Scientists revealed that the growing consumption of Chinese-made goods by consumers across the world has been potentially accelerating global climate change. A new study shows that products from China are causing substantial cost to the environment due to its higher carbon dioxide emissions than similar products made in other countries.

Over the past 15 years, China has helped the world economy to gain “new heights,” with its growing supply of lower-cost goods for consumers in developed countries. However, the tremendous quantities of exported Chinese goods were found with huge CO2 emissions due to the country’s less advanced manufacturing technologies and dependence on coal for energy.

The researchers noted that the huge number of products being exported or the energy-demanding industries of the country may also contribute to huge carbon emissions from the country. They looked at China's “dirtiest industries” where it has been found to have high emissions intensity.

In the study, published on Monday in the journal Nature Climate Change, the Chinese industries include steel mills, mineral processors and petrochemical plants that produce huge level of carbon. The particular regions with high emissions include Guizhou, Inner Mongolia, Ningxia, Yunnan and Shanxi.

A previous study also shows that developed countries were obtaining both jobs and especially the pollution by having products from low-wage economies like China, according to study co-author Steven J. Davis, an assistant professor of earth system science at the University of California.

The researchers suggest that the developed countries outsourcing goods should help improve the manufacturing processes of the carbon-emitting areas to reduce the impacts of CO2 pollution.

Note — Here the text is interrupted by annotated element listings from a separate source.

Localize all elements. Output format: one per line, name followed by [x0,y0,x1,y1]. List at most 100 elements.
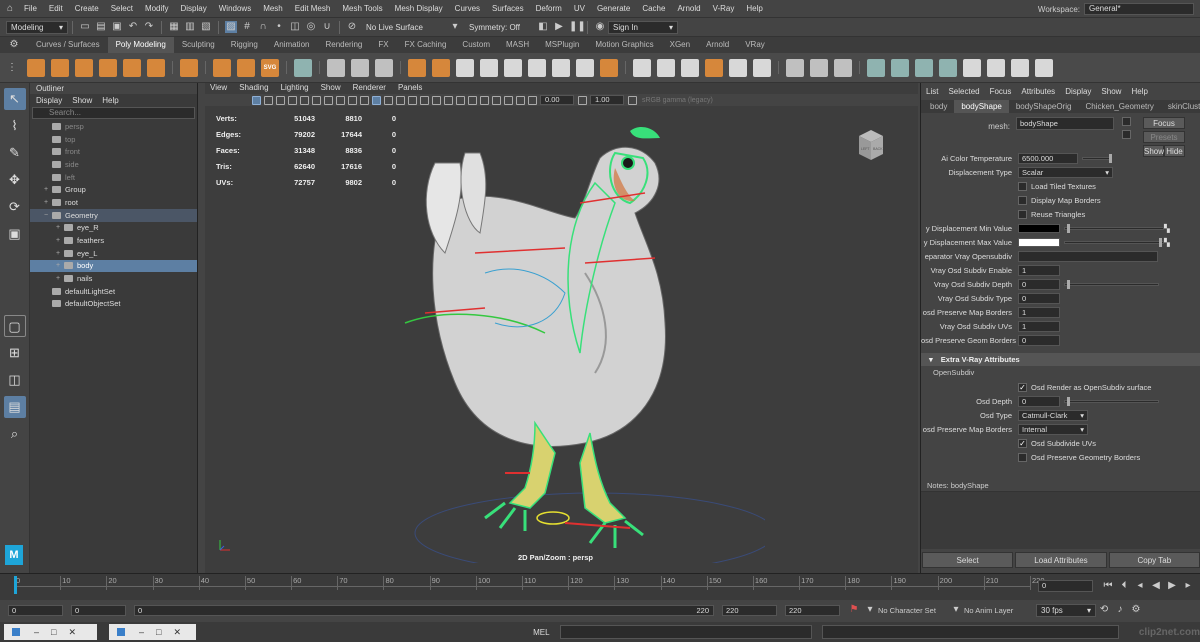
menu-display[interactable]: Display [175,4,213,13]
menu-surfaces[interactable]: Surfaces [486,4,530,13]
ae-menu-display[interactable]: Display [1065,87,1091,96]
close-icon[interactable]: ✕ [68,627,76,638]
ae-tab-chicken-geometry[interactable]: Chicken_Geometry [1078,100,1160,113]
poly-sphere-icon[interactable] [27,58,45,77]
ae-menu-list[interactable]: List [926,87,938,96]
chicken-model[interactable] [385,123,765,563]
shelf-tab-fx[interactable]: FX [370,37,396,53]
shelf-tab-sculpting[interactable]: Sculpting [174,37,223,53]
color-swatch[interactable] [1018,237,1060,247]
shelf-tab-xgen[interactable]: XGen [662,37,698,53]
menu-select[interactable]: Select [105,4,139,13]
checkbox[interactable] [1018,209,1027,219]
menu-generate[interactable]: Generate [591,4,636,13]
menu-curves[interactable]: Curves [449,4,486,13]
shelf-tab-curves-surfaces[interactable]: Curves / Surfaces [28,37,108,53]
show-button[interactable]: Show [1143,145,1164,157]
shelf-tab-animation[interactable]: Animation [266,37,318,53]
poly-plane-icon[interactable] [123,58,141,77]
attribute-slider[interactable] [1064,237,1164,247]
booleans-icon[interactable] [480,58,498,77]
mel-command-input[interactable] [559,625,812,639]
outliner-item-body[interactable]: + body [30,259,197,273]
shelf-tab-motion-graphics[interactable]: Motion Graphics [587,37,661,53]
separate-icon[interactable] [432,58,450,77]
attribute-dropdown[interactable]: Scalar ▾ [1018,166,1113,178]
append-icon[interactable] [681,58,699,77]
select-tool-icon[interactable]: ↖ [3,88,26,110]
colorspace-label[interactable]: sRGB gamma (legacy) [642,97,713,104]
two-view-icon[interactable]: ◫ [4,369,26,391]
color-swatch[interactable] [1018,223,1060,233]
menu-arnold[interactable]: Arnold [671,4,706,13]
slider-handle[interactable] [1067,279,1070,289]
combine-icon[interactable] [408,58,426,77]
wedge-icon[interactable] [729,58,747,77]
automatic-uv-icon[interactable] [891,58,909,77]
attribute-dropdown[interactable]: Catmull-Clark ▾ [1018,409,1088,421]
go-to-input-icon[interactable] [1122,117,1131,126]
playback-start-field[interactable]: 0 [71,604,126,616]
attribute-value-field[interactable]: 0 [1018,334,1060,346]
view-cube[interactable]: LEFT BACK [857,130,885,160]
checkbox[interactable] [1018,181,1027,191]
smooth-shade-icon[interactable] [383,95,393,105]
select-object-icon[interactable]: ▥ [184,21,196,33]
paint-select-icon[interactable]: ✎ [4,142,26,164]
fps-dropdown[interactable]: 30 fps ▾ [1036,603,1096,617]
menu-cache[interactable]: Cache [636,4,671,13]
maximize-icon[interactable]: □ [51,627,56,637]
shelf-tab-fx-caching[interactable]: FX Caching [397,37,455,53]
menu-mesh[interactable]: Mesh [257,4,289,13]
xray-icon[interactable] [491,95,501,105]
snap-point-icon[interactable]: • [273,21,285,33]
shelf-tab-rigging[interactable]: Rigging [223,37,266,53]
menu-deform[interactable]: Deform [530,4,568,13]
bridge-icon[interactable] [552,58,570,77]
planar-uv-icon[interactable] [867,58,885,77]
attribute-value-field[interactable]: 6500.000 [1018,152,1078,164]
smooth-icon[interactable] [504,58,522,77]
gamma-field[interactable]: 1.00 [590,95,624,105]
outliner-item-front[interactable]: front [30,145,197,158]
ae-menu-attributes[interactable]: Attributes [1021,87,1055,96]
loop-icon[interactable]: ⟲ [1098,604,1110,616]
shadows-icon[interactable] [431,95,441,105]
ae-tab-bodyshapeorig[interactable]: bodyShapeOrig [1009,100,1079,113]
outliner-menu-display[interactable]: Display [36,96,62,105]
menu-file[interactable]: File [18,4,43,13]
checkbox[interactable] [1018,195,1027,205]
ae-tab-body[interactable]: body [923,100,954,113]
ipr-render-icon[interactable]: ▶ [553,21,565,33]
uv-editor-icon[interactable] [294,58,312,77]
new-scene-icon[interactable]: ▭ [79,21,91,33]
outliner-item-defaultobjectset[interactable]: defaultObjectSet [30,298,197,311]
field-chart-icon[interactable] [347,95,357,105]
shelf-tab-msplugin[interactable]: MSPlugin [537,37,587,53]
save-scene-icon[interactable]: ▣ [111,21,123,33]
menu-uv[interactable]: UV [568,4,591,13]
sweep-mesh-icon[interactable] [213,58,231,77]
outliner-item-nails[interactable]: + nails [30,272,197,285]
attribute-value-field[interactable]: 0 [1018,395,1060,407]
expand-icon[interactable]: + [56,237,64,244]
outliner-item-eye-l[interactable]: + eye_L [30,247,197,260]
shelf-tab-poly-modeling[interactable]: Poly Modeling [107,37,174,53]
attribute-value-field[interactable]: 0 [1018,278,1060,290]
xray-joints-icon[interactable] [503,95,513,105]
sound-icon[interactable]: ♪ [1114,604,1126,616]
attribute-value-field[interactable]: 1 [1018,320,1060,332]
isolate-select-icon[interactable] [479,95,489,105]
viewport-menu-shading[interactable]: Shading [239,83,268,94]
select-button[interactable]: Select [922,552,1014,568]
outliner-item-group[interactable]: + Group [30,183,197,196]
step-back-key-icon[interactable]: ⏴ [1118,580,1130,592]
symmetry-dropdown[interactable]: Symmetry: Off [469,23,529,32]
shelf-tab-custom[interactable]: Custom [454,37,498,53]
shelf-tab-arnold[interactable]: Arnold [698,37,737,53]
animation-start-field[interactable]: 0 [8,604,63,616]
extrude-icon[interactable] [633,58,651,77]
slider-handle[interactable] [1109,153,1112,163]
four-view-icon[interactable]: ⊞ [4,342,26,364]
move-tool-icon[interactable]: ✥ [4,169,26,191]
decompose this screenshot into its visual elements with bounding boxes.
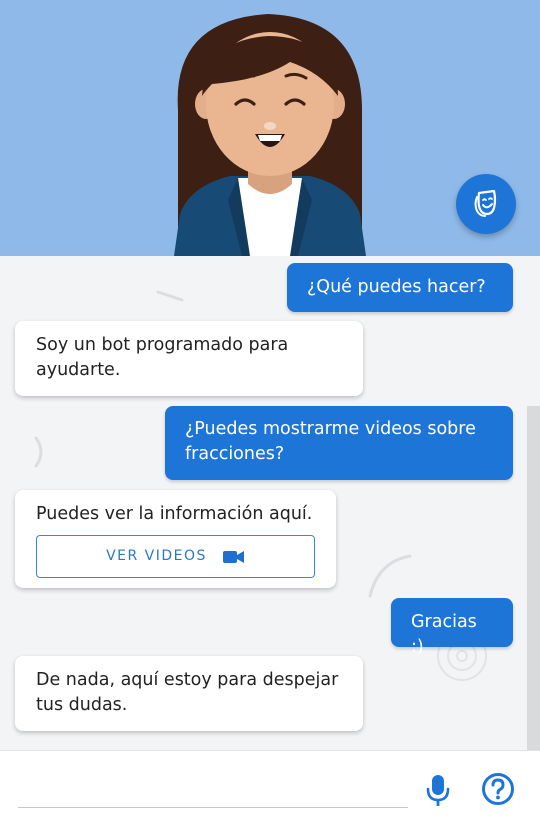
bot-message: Soy un bot programado para ayudarte. bbox=[15, 321, 363, 396]
header-banner bbox=[0, 0, 540, 256]
woman-avatar bbox=[174, 14, 366, 256]
user-message: Gracias :) bbox=[391, 598, 513, 657]
message-text: Soy un bot programado para ayudarte. bbox=[36, 335, 289, 380]
help-circle-icon[interactable] bbox=[481, 772, 515, 806]
ver-videos-label: VER VIDEOS bbox=[106, 548, 207, 564]
microphone-icon[interactable] bbox=[424, 773, 452, 807]
message-input[interactable] bbox=[18, 769, 412, 807]
scrollbar[interactable] bbox=[527, 406, 540, 750]
video-camera-icon bbox=[222, 550, 244, 563]
input-bar bbox=[0, 750, 540, 825]
mask-button[interactable] bbox=[456, 174, 516, 234]
theater-mask-icon bbox=[474, 189, 497, 217]
ver-videos-button[interactable]: VER VIDEOS bbox=[36, 535, 315, 578]
chat-area[interactable]: ¿Qué puedes hacer? Soy un bot programado… bbox=[0, 256, 540, 750]
message-text: ¿Puedes mostrarme videos sobre fraccione… bbox=[185, 419, 476, 464]
message-text: Puedes ver la información aquí. bbox=[36, 504, 313, 524]
message-text: ¿Qué puedes hacer? bbox=[307, 277, 486, 297]
message-text: De nada, aquí estoy para despejar tus du… bbox=[36, 670, 339, 715]
input-underline bbox=[18, 807, 408, 808]
user-message: ¿Puedes mostrarme videos sobre fraccione… bbox=[165, 406, 513, 480]
user-message: ¿Qué puedes hacer? bbox=[287, 263, 513, 312]
bot-message: De nada, aquí estoy para despejar tus du… bbox=[15, 656, 363, 731]
bot-message: Puedes ver la información aquí. VER VIDE… bbox=[15, 490, 336, 588]
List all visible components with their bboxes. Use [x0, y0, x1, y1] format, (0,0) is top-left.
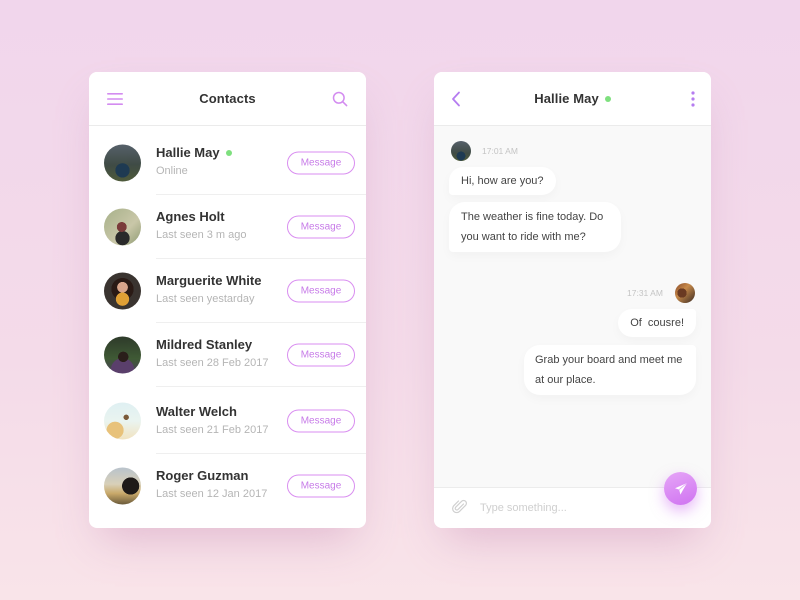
- contact-item[interactable]: Agnes Holt Last seen 3 m ago Message: [89, 195, 366, 259]
- contact-item[interactable]: Roger Guzman Last seen 12 Jan 2017 Messa…: [89, 454, 366, 518]
- user-avatar: [675, 283, 695, 303]
- contact-item[interactable]: Mildred Stanley Last seen 28 Feb 2017 Me…: [89, 323, 366, 387]
- avatar: [104, 272, 141, 310]
- chevron-left-icon[interactable]: [450, 90, 462, 108]
- avatar: [104, 467, 141, 505]
- paperclip-icon[interactable]: [452, 499, 468, 515]
- incoming-message-bubble: Hi, how are you?: [449, 167, 556, 195]
- more-vertical-icon[interactable]: [689, 90, 697, 108]
- message-input[interactable]: [480, 497, 650, 519]
- message-button[interactable]: Message: [287, 409, 355, 432]
- message-timestamp: 17:31 AM: [627, 288, 663, 298]
- contact-item[interactable]: Marguerite White Last seen yestarday Mes…: [89, 259, 366, 323]
- avatar: [104, 402, 141, 439]
- outgoing-message-bubble: Of cousre!: [618, 309, 696, 337]
- avatar: [104, 208, 141, 246]
- contact-status: Last seen 28 Feb 2017: [156, 357, 269, 369]
- message-button[interactable]: Message: [287, 343, 355, 367]
- send-button[interactable]: [664, 472, 697, 505]
- chat-contact-name: Hallie May: [534, 91, 599, 106]
- message-button[interactable]: Message: [287, 279, 355, 303]
- incoming-message-bubble: The weather is fine today. Do you want t…: [449, 202, 621, 252]
- contacts-header: Contacts: [89, 72, 366, 126]
- online-status-dot: [604, 95, 611, 102]
- contact-status: Last seen yestarday: [156, 293, 255, 305]
- contact-name: Walter Welch: [156, 404, 237, 419]
- chat-panel: Hallie May 17:01 AM Hi, how are you? The…: [434, 72, 711, 528]
- message-button[interactable]: Message: [287, 215, 355, 239]
- online-status-dot: [225, 149, 232, 156]
- message-button[interactable]: Message: [287, 474, 355, 498]
- message-timestamp: 17:01 AM: [482, 146, 518, 156]
- avatar: [104, 144, 141, 182]
- contact-status: Online: [156, 165, 188, 177]
- message-button[interactable]: Message: [287, 151, 355, 175]
- page-title: Contacts: [199, 91, 256, 106]
- paper-plane-icon: [674, 482, 687, 495]
- avatar: [104, 336, 141, 374]
- contact-name: Agnes Holt: [156, 209, 225, 224]
- contact-status: Last seen 21 Feb 2017: [156, 424, 269, 436]
- contact-name: Hallie May: [156, 145, 220, 160]
- contact-item[interactable]: Hallie May Online Message: [89, 131, 366, 195]
- contacts-panel: Contacts Hallie May Online Message Agnes…: [89, 72, 366, 528]
- contact-status: Last seen 12 Jan 2017: [156, 488, 268, 500]
- search-icon[interactable]: [332, 91, 348, 107]
- contact-name: Marguerite White: [156, 273, 262, 288]
- contact-item[interactable]: Walter Welch Last seen 21 Feb 2017 Messa…: [89, 387, 366, 454]
- chat-header: Hallie May: [434, 72, 711, 126]
- contact-name: Mildred Stanley: [156, 337, 253, 352]
- hamburger-menu-icon[interactable]: [107, 92, 123, 106]
- contact-status: Last seen 3 m ago: [156, 229, 247, 241]
- contact-name: Roger Guzman: [156, 468, 249, 483]
- outgoing-message-bubble: Grab your board and meet me at our place…: [524, 345, 696, 395]
- sender-avatar: [451, 141, 471, 161]
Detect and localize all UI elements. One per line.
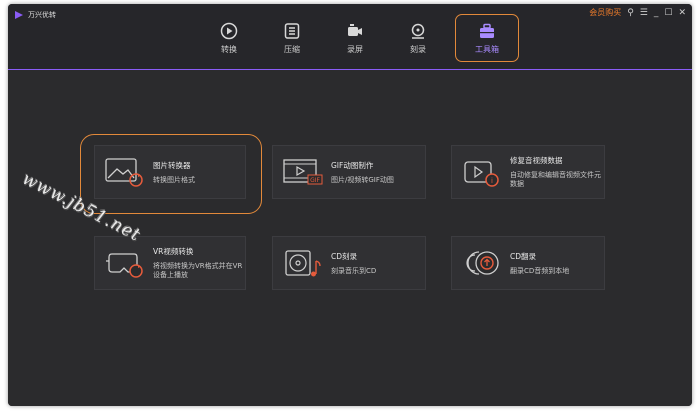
tab-record-label: 录屏 bbox=[347, 45, 363, 54]
app-window: 万兴优转 会员购买 ⚲ ☰ _ ☐ ✕ 转换 压缩 录屏 刻录 工具箱 图片转换… bbox=[8, 4, 692, 406]
metadata-fix-icon: i bbox=[464, 161, 499, 187]
tool-cd-burn[interactable]: CD刻录 刻录音乐到CD bbox=[272, 236, 426, 290]
gif-maker-icon: GIF bbox=[283, 159, 323, 185]
tool-image-converter[interactable]: 图片转换器 转换图片格式 bbox=[94, 145, 246, 199]
compress-icon bbox=[284, 23, 300, 39]
member-purchase-link[interactable]: 会员购买 bbox=[589, 7, 621, 18]
logo-icon bbox=[15, 11, 23, 19]
menu-icon[interactable]: ☰ bbox=[640, 8, 648, 18]
tab-convert-label: 转换 bbox=[221, 45, 237, 54]
title-bar: 万兴优转 会员购买 ⚲ ☰ _ ☐ ✕ 转换 压缩 录屏 刻录 工具箱 bbox=[8, 4, 692, 70]
toolbox-icon bbox=[480, 23, 494, 38]
tool-desc: 转换图片格式 bbox=[153, 175, 195, 184]
tab-compress-label: 压缩 bbox=[284, 45, 300, 54]
tab-burn[interactable]: 刻录 bbox=[388, 22, 448, 64]
cd-burn-icon bbox=[285, 250, 321, 277]
convert-icon bbox=[220, 22, 238, 40]
tool-desc: 翻录CD音频到本地 bbox=[510, 266, 570, 275]
tool-gif-maker[interactable]: GIF GIF动图制作 图片/视频转GIF动图 bbox=[272, 145, 426, 199]
tab-convert[interactable]: 转换 bbox=[199, 22, 259, 64]
vr-convert-icon bbox=[106, 253, 143, 278]
close-button[interactable]: ✕ bbox=[678, 8, 686, 18]
toolbox-panel: 图片转换器 转换图片格式 GIF GIF动图制作 图片/视频转GIF动图 i 修… bbox=[8, 71, 692, 406]
tool-title: GIF动图制作 bbox=[331, 160, 374, 170]
maximize-button[interactable]: ☐ bbox=[664, 8, 672, 18]
tool-desc: 自动修复和编辑音视频文件元数据 bbox=[510, 171, 601, 188]
tool-desc: 刻录音乐到CD bbox=[331, 266, 377, 275]
tab-toolbox[interactable]: 工具箱 bbox=[457, 22, 517, 64]
tool-title: 图片转换器 bbox=[153, 160, 191, 170]
minimize-button[interactable]: _ bbox=[654, 8, 659, 18]
tab-record[interactable]: 录屏 bbox=[325, 22, 385, 64]
tool-cd-rip[interactable]: CD翻录 翻录CD音频到本地 bbox=[451, 236, 605, 290]
search-icon[interactable]: ⚲ bbox=[627, 8, 634, 18]
tool-title: CD刻录 bbox=[331, 251, 358, 261]
window-controls: 会员购买 ⚲ ☰ _ ☐ ✕ bbox=[589, 7, 686, 18]
tool-title: CD翻录 bbox=[510, 251, 537, 261]
cd-rip-icon bbox=[466, 251, 499, 275]
burn-icon bbox=[411, 23, 425, 39]
svg-text:GIF: GIF bbox=[310, 177, 320, 184]
record-icon bbox=[348, 24, 362, 36]
app-logo: 万兴优转 bbox=[14, 10, 56, 20]
tool-desc: 将视频转换为VR格式并在VR设备上播放 bbox=[153, 262, 243, 279]
tool-vr-converter[interactable]: VR视频转换 将视频转换为VR格式并在VR设备上播放 bbox=[94, 236, 246, 290]
tool-title: 修复音视频数据 bbox=[510, 156, 563, 165]
tool-title: VR视频转换 bbox=[153, 247, 194, 256]
tool-fix-metadata[interactable]: i 修复音视频数据 自动修复和编辑音视频文件元数据 bbox=[451, 145, 605, 199]
svg-text:i: i bbox=[491, 177, 493, 185]
tab-toolbox-label: 工具箱 bbox=[475, 45, 499, 54]
tool-desc: 图片/视频转GIF动图 bbox=[331, 175, 394, 184]
tab-compress[interactable]: 压缩 bbox=[262, 22, 322, 64]
app-title: 万兴优转 bbox=[28, 11, 56, 19]
image-convert-icon bbox=[105, 158, 143, 187]
tab-burn-label: 刻录 bbox=[410, 45, 426, 54]
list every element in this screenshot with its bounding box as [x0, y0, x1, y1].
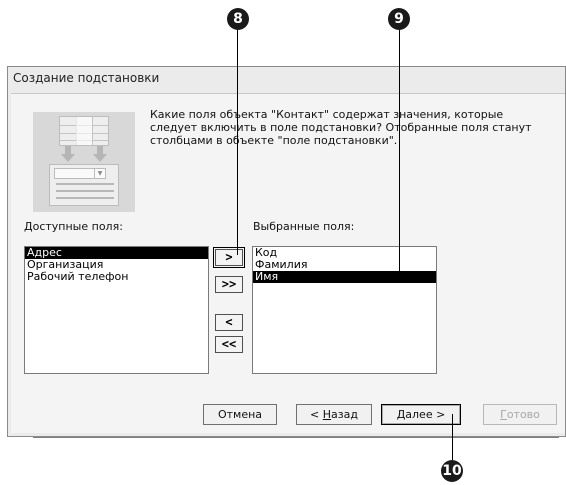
wizard-description: Какие поля объекта "Контакт" содержат зн…: [150, 108, 532, 147]
list-item[interactable]: Имя: [253, 271, 436, 283]
table-illustration: [59, 116, 109, 146]
next-rest: алее >: [405, 408, 446, 421]
window-title: Создание подстановки: [13, 71, 160, 85]
callout-8-line: [237, 30, 238, 255]
wizard-illustration: ▼: [33, 112, 135, 212]
back-hotkey: Н: [322, 408, 332, 421]
footer-divider: [33, 437, 559, 438]
callout-8: 8: [227, 8, 249, 30]
lookup-wizard-dialog: Создание подстановки ▼ Какие поля объект…: [7, 66, 566, 438]
back-prefix: <: [310, 408, 323, 421]
callout-9: 9: [388, 8, 410, 30]
callout-10: 10: [441, 460, 463, 482]
finish-hotkey: Г: [500, 408, 507, 421]
selected-fields-list[interactable]: Код Фамилия Имя: [252, 246, 437, 374]
finish-button[interactable]: Готово: [483, 404, 557, 425]
remove-all-fields-button[interactable]: <<: [215, 336, 243, 353]
callout-9-line: [399, 30, 400, 283]
title-bar: Создание подстановки: [8, 67, 565, 91]
add-all-fields-button[interactable]: >>: [215, 276, 243, 293]
cancel-button[interactable]: Отмена: [203, 404, 277, 425]
back-button[interactable]: < Назад: [296, 404, 372, 425]
chevron-down-icon: ▼: [94, 168, 106, 179]
next-button[interactable]: Далее >: [381, 404, 461, 425]
remove-field-button[interactable]: <: [215, 314, 243, 331]
back-rest: азад: [331, 408, 358, 421]
selected-fields-label: Выбранные поля:: [253, 220, 355, 233]
dialog-client-area: ▼ Какие поля объекта "Контакт" содержат …: [11, 93, 565, 438]
combo-illustration: ▼: [49, 164, 119, 206]
available-fields-list[interactable]: Адрес Организация Рабочий телефон: [24, 246, 209, 374]
list-item[interactable]: Рабочий телефон: [25, 271, 208, 283]
next-hotkey: Д: [396, 408, 406, 421]
available-fields-label: Доступные поля:: [24, 220, 123, 233]
finish-rest: отово: [506, 408, 540, 421]
arrow-down-icon: [93, 154, 107, 162]
callout-10-line: [452, 414, 453, 460]
arrow-down-icon: [61, 154, 75, 162]
add-field-button[interactable]: >: [213, 247, 245, 268]
list-item[interactable]: Фамилия: [253, 259, 436, 271]
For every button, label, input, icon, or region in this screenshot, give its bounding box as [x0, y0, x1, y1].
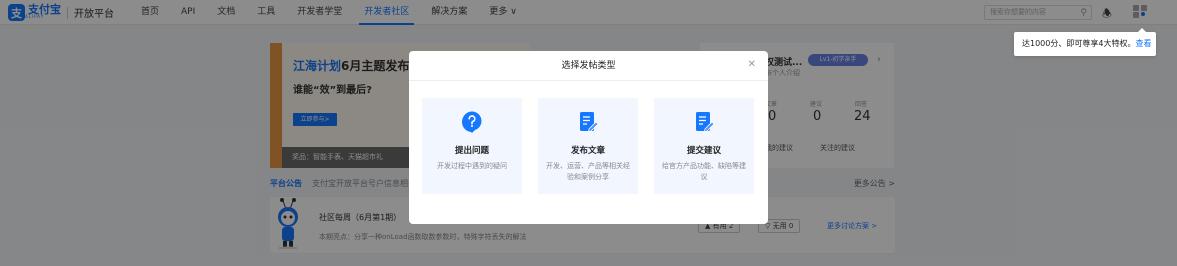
option-ask-question-title: 提出问题 [454, 146, 489, 156]
option-publish-article-title: 发布文章 [570, 146, 605, 156]
question-icon [462, 111, 482, 133]
option-publish-article-desc: 开发、运营、产品等相关经验和案例分享 [546, 162, 630, 181]
tooltip-view-link[interactable]: 查看 [1135, 39, 1151, 48]
option-submit-suggestion-desc: 给官方产品功能、缺陷等建议 [662, 162, 746, 181]
post-type-dialog: 选择发帖类型 ✕ 提出问题 开发过程中遇到的疑问 发布文章 开发、运营、产品等相… [409, 51, 768, 224]
suggestion-edit-icon [696, 112, 715, 133]
dialog-title: 选择发帖类型 [409, 51, 768, 81]
option-ask-question[interactable]: 提出问题 开发过程中遇到的疑问 [422, 98, 522, 194]
article-edit-icon [580, 112, 599, 133]
option-submit-suggestion-title: 提交建议 [686, 146, 721, 156]
option-publish-article[interactable]: 发布文章 开发、运营、产品等相关经验和案例分享 [538, 98, 638, 194]
tooltip-text: 达1000分、即可尊享4大特权。 [1022, 39, 1136, 48]
option-ask-question-desc: 开发过程中遇到的疑问 [437, 162, 507, 170]
points-tooltip: 达1000分、即可尊享4大特权。查看 [1014, 28, 1156, 56]
close-icon[interactable]: ✕ [748, 60, 756, 70]
option-submit-suggestion[interactable]: 提交建议 给官方产品功能、缺陷等建议 [654, 98, 754, 194]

The analysis would help policymakers in China and across the globe to identify which industries and provinces should be the primary target to promote less energy-intensive manufacturing equipment and practices to greatly reduce CO2 emissions, Davis added.

"Given the differences we observed within industries and across provinces in China, many opportunities would involve creating incentives to promote the adoption of Chinese best practices," said lead author Zhu Liu, from the Harvard University and California Institute of Technology.